Claudette's Second Act
A New Chef, a Stunning Redesign, and a Long-Awaited Return to Fifth Avenue
Carlos Suarez, the restaurateur behind Bobo, Rosemary’s, Roey’s and Claudette, was sound asleep in Italy on a long-needed family vacation when he got the call. His restaurant, Claudette, would have to close. The landlord reported that there was an issue with the restaurant’s venting system – an old chimney that was now considered a fire risk – and the fire department was shutting him down immediately. One day he had a Provençal restaurant in a landmark Fifth Avenue building in the heart of Greenwich Village, the next day, he didn’t.
Two years of renovations and permitting later, he’s finally reopened Claudette at 24 5th Avenue with chef Igor Cabral at the helm. Igor may not a “name" yet, but he’s got the pedigree to make it happen. Cabral grew up in Portugal and moved to Marseille at 16, where he traded his law studies for his newfound love of cooking. (Sounds familiar.) He spent 10 years in the kitchens of Alain Ducasse – seven in France and three here in New York at Benoît before joining Carlos.
For Claudette, he’s doing a Provençal brasserie menu – seasonal home-cooking and classics, dishes that reflect a personal journey through Southern France. “He grew up in Marseilles and is in love with Provencal cooking and that’s been our calling card,” Carlos told me when we chatted. “He brings a level of authenticity to the menu.”

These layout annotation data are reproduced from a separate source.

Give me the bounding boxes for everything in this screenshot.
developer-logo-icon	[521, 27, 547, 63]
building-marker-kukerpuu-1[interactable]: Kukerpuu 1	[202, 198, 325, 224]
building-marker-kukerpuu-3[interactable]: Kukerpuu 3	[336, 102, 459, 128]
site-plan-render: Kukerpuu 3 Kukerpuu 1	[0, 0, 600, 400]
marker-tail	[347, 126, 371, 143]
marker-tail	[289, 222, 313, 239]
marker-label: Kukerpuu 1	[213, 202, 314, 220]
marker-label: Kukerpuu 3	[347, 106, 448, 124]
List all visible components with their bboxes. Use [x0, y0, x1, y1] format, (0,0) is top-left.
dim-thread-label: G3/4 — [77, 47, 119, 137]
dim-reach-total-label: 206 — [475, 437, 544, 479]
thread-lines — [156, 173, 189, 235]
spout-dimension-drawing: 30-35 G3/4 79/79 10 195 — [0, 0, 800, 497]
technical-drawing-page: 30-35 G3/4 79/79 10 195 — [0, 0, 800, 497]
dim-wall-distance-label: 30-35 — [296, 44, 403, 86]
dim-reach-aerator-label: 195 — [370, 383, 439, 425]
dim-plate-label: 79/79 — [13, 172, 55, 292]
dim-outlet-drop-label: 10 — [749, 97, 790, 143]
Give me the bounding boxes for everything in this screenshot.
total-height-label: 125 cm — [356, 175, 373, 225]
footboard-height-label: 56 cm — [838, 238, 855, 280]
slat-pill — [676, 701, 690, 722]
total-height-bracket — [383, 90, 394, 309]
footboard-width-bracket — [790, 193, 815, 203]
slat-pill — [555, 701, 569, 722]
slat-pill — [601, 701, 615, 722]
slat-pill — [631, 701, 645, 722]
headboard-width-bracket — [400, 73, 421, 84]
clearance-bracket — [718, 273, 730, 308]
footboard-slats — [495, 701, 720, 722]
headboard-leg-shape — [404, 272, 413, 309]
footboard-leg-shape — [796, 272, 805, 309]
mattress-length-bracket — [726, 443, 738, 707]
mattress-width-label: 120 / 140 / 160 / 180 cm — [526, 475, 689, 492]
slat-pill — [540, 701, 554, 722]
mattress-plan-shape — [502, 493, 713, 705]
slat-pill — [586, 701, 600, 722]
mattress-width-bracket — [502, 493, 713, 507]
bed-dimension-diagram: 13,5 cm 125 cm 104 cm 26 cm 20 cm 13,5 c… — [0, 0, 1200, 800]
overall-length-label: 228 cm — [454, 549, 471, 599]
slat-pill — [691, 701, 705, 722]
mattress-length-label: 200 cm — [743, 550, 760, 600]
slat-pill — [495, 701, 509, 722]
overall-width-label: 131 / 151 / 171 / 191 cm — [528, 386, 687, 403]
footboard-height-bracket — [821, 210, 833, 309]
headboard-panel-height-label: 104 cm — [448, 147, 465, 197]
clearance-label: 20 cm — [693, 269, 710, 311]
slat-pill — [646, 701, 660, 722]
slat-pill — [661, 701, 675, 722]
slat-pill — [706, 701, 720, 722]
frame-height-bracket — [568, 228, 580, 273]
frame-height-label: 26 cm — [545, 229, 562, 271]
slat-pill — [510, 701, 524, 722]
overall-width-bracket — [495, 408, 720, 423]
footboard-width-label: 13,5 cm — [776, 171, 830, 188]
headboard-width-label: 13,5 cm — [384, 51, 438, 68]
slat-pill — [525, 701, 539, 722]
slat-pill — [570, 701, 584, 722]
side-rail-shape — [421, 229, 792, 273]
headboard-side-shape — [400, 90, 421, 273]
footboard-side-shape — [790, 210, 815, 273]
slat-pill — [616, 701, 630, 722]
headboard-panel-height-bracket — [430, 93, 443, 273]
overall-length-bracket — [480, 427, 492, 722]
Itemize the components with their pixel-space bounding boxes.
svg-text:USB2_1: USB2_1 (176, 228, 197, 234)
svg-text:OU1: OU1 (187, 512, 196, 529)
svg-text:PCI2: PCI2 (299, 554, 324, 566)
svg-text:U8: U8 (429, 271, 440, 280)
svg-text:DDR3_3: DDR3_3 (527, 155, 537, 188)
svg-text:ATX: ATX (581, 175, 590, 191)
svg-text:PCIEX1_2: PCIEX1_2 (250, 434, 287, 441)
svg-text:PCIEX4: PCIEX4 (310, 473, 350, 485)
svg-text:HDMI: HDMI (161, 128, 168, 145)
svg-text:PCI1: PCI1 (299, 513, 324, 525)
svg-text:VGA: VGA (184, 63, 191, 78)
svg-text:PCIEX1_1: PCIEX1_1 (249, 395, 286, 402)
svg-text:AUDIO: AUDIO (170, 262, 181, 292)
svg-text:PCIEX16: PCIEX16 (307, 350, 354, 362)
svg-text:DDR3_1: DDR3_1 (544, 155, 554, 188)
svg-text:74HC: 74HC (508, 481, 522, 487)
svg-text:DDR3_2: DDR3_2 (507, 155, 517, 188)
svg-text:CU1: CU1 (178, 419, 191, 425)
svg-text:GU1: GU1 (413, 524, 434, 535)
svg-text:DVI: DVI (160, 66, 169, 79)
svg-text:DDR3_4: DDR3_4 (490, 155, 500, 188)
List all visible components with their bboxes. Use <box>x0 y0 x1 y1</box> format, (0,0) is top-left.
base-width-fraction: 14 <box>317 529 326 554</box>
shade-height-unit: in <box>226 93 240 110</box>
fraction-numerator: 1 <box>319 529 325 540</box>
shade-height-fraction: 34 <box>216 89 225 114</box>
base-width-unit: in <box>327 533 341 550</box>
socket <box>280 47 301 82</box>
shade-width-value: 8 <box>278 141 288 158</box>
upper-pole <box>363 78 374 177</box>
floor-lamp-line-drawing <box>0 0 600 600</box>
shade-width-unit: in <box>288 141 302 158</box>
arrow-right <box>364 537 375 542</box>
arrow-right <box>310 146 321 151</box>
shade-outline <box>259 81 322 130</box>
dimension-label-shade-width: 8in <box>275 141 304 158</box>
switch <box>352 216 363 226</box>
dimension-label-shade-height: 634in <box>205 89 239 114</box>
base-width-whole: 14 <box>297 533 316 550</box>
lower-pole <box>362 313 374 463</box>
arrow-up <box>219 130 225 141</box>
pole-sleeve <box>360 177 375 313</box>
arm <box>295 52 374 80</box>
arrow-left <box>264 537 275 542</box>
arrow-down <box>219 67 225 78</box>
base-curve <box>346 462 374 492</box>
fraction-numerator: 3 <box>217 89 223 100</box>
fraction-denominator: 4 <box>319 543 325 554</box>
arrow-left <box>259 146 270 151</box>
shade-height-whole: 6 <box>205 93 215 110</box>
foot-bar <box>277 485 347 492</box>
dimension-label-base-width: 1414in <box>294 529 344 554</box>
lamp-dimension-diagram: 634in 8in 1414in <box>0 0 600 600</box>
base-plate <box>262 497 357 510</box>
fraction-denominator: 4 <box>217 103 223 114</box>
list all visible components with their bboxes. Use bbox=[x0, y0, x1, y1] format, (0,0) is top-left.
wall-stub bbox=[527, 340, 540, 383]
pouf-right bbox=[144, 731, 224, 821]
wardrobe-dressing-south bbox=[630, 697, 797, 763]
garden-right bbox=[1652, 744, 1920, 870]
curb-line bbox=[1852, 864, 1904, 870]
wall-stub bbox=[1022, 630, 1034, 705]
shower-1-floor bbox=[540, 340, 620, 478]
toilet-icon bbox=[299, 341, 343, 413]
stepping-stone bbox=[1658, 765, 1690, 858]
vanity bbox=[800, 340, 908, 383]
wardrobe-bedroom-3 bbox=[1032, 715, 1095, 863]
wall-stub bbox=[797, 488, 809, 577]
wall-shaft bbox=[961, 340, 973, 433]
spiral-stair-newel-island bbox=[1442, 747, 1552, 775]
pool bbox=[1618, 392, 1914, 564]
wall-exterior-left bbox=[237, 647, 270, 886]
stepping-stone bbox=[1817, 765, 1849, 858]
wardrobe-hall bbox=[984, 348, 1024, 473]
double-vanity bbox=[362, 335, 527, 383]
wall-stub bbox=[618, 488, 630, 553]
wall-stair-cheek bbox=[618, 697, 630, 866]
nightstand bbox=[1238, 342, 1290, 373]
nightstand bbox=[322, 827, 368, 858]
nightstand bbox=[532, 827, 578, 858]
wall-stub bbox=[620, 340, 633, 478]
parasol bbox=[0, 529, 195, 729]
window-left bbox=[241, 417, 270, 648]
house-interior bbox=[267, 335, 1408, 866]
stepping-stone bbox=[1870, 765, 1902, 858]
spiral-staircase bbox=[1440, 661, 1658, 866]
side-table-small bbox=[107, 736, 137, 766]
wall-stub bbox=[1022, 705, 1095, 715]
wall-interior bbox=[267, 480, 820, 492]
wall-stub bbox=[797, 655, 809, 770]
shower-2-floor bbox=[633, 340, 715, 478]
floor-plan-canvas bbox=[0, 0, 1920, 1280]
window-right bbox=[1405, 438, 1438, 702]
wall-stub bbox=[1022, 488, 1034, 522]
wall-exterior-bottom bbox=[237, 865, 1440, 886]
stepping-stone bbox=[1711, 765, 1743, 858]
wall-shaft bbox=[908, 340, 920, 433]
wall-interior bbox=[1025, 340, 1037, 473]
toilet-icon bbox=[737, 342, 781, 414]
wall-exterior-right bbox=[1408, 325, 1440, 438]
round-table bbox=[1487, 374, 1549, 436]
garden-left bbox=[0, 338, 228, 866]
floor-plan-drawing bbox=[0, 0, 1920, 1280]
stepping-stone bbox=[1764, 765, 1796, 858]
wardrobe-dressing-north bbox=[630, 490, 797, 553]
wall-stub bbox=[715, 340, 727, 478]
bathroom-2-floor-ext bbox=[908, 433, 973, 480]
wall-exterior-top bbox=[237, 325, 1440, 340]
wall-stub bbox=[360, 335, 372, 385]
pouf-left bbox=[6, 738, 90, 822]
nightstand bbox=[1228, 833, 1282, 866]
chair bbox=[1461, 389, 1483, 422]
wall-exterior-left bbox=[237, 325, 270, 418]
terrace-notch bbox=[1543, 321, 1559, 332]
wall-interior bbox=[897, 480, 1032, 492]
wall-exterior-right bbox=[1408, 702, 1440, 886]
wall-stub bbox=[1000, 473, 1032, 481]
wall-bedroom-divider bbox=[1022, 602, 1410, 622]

The menu is heavy on apéro favorites – oeufs mayo with bottarga; pommes chips with a towering heap of thinly sliced jambon de bayonne; crisp chickpea socca with fire-roasted aubergine, and a pissaladière is reinterpreted as a dip of deeply caramelized onions and Picholine olives served alongside a leaf-shaped loaf of fougasse — an ancient Roman flatbread cooked in the hearth’s ashes to gauge the oven temperature.
He’s also offering a robust “du marché” section full of whatever he can haul back from the Union Square Greenmarket – fried zucchini blossoms with Provençal filling, and roasted artichokes with capers and mint — drizzled with olive oil pressed by the French actor Jean Reno.
There’s a bourride derived from Cabral’s first restaurant job, where a rather tyrannical chef taught him that every detail matters in its preparation: perfectly filleted monkfish, rich confited potatoes and beautifully braised fennel. Also, he’s cooking Steelhead Trout simply prepared with classic flavors of the region – lemon and picholine olives, a cast iron chicken that might have you off rotisserie, served with leafy greens, muscat grapes, croutons, and a gorgeous Steak Frites glossed with shallot butter and fries with fizzled herbs and flaky salt. He’s also doing a dish I’d never had before – the rustic meatballs from the Ardèche region known as caillettes that he updates with lamb, which his father would cook every Sunday in Marseille.
If you’re into rosé, the bar will be your summer perch. There’s a big list of gems from the region served at the beautiful backlit bar and its adjacent gathering area, set up with custom train-station benches and enameled bistro tables, a welcoming watering hole for friends and neighbors.
After working with his interior designer cousin Guini Suarez of Dekar Design on all of his prior spaces, Carlos was finally confident (or broke enough after two years of waiting to reopen?) to tackle his eighth restaurant on his own. Luckily the man has impeccable taste. I’d love to live inside this restaurant – warm, soulful, inviting, cozy — all the things.
Carlos reimagined the formerly whitewashed space, adding Venetian plaster, Hollywood booths, and warm rift red oak throughout, from framing the dining room to paneling the backlit bar. His most treasured find? The vintage p4 pendant lights, designed by Otto Muller c. 1930. The opaline stepped-glass lamps, which hang above the bar, were the designer’s homage to Poul Henningsen’ s iconic ph lighting range. In the day it’s flooded with natural light, but in the evening it feels more polished and grown-up, a place to tuck in, stay a while.
About the restaurant’s name, and I had forgotten this. It’s named for Claudette Sammut, the Tunisian-French matriarch who left Tunisia in the 1950s to open several beloved restaurants in Provence, including the acclaimed La Fenière in Lourmarin. It was there, in 2014, that Carlos had dinner and fell so under its spell, he asked if he could take Claudette’s name for his next project before dessert had arrived. Her spirit lives on.
Claudette is located at 24 Fifth Avenue, (212) 868-2424. It is open for dinner from 5 to 10 p.m., with lunch and brunch to follow this summer. The 22-seat Flamingo Room, a private dining option complete with its own bar, will reopen come fall. Reservations can be made online at claudettenyc.com, and are also available through the Resy app. Walk-ins are always welcome.




Excited to revisit Claudette — even if it takes me back to 24 5th where my ex (yup that one!) accidentally dropped the AC from our 5th floor window! 🙃 A meal here sounds decidedly more digestible.